Nvidia has announced its acceleration of Microsoft’s new Phi-3 Mini open language model with Nvidia TensorRT-LLM, an open-source library for optimizing large language model inference when running on Nvidia GPUs from PC to cloud.

Phi-3 Mini packs the capability of 10x larger models and is licensed for both research and broad commercial usage, advancing Phi-2 from its research-only roots. Workstations with Nvidia RTX GPUs or PCs with GeForce RTX GPUs have the performance to run the model locally using Windows DirectML or TensorRT-LLM.

The model has 3,8-billion parameters and was trained on 3,3-trillion tokens in only seven days on 512 Nvidia H100 Tensor Core GPUs.

Phi-3 Mini has two variants, with one supporting 4 000 tokens and the other supporting 128 000 tokens, which is the first model in its class for very long contexts. This allows developers to use 128,000 tokens — the atomic parts of language that the model processes — when asking the model a question, which results in more relevant responses from the model.
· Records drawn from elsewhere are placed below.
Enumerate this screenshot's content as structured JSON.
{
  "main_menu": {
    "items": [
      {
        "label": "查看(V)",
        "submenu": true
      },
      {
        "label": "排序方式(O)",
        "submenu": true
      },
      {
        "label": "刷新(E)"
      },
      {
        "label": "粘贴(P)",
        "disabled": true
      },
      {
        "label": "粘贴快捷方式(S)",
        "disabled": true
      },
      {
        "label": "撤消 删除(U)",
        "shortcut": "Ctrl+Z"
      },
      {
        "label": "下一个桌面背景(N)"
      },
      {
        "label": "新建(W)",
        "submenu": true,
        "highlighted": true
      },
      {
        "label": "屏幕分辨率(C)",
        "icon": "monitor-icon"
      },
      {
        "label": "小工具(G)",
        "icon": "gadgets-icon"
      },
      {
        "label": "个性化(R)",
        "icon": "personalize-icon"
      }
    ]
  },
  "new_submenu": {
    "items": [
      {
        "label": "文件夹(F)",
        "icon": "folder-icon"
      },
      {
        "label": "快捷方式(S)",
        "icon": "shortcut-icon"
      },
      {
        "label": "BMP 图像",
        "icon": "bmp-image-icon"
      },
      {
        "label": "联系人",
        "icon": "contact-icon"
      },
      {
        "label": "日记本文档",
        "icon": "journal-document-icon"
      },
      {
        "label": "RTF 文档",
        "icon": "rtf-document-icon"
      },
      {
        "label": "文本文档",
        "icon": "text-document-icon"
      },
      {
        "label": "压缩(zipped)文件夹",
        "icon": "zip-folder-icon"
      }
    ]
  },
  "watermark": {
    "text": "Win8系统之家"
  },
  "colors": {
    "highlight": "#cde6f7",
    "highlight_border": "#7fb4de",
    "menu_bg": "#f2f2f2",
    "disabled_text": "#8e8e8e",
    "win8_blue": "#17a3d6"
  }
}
Developers working on autonomous robotics and embedded devices can learn to create and deploy generative AI through community-driven tutorials, like on Jetson AI Lab, and deploy Phi-3 on Nvidia Jetson.

With only 3,8-billion parameters, the Phi-3 Mini model is compact enough to run efficiently on edge devices. Parameters are like knobs, in memory, that have been precisely tuned during the model training process so that the model can respond with high accuracy to input prompts.

Phi-3 can assist in cost- and resource-constrained use cases, especially for simpler tasks. The model can outperform some larger models on key language benchmarks while delivering results within latency requirements.

TensorRT-LLM will support Phi-3 Mini’s long context window and uses many optimisations and kernels such as LongRoPE, FP8 and inflight batching, which improve inference throughput and latency.

The TensorRT-LLM implementations will soon be available in the examples folder on GitHub. There, developers can convert to the TensorRT-LLM checkpoint format, which is optimised for inference and can be easily deployed with Nvidia Triton Inference Server.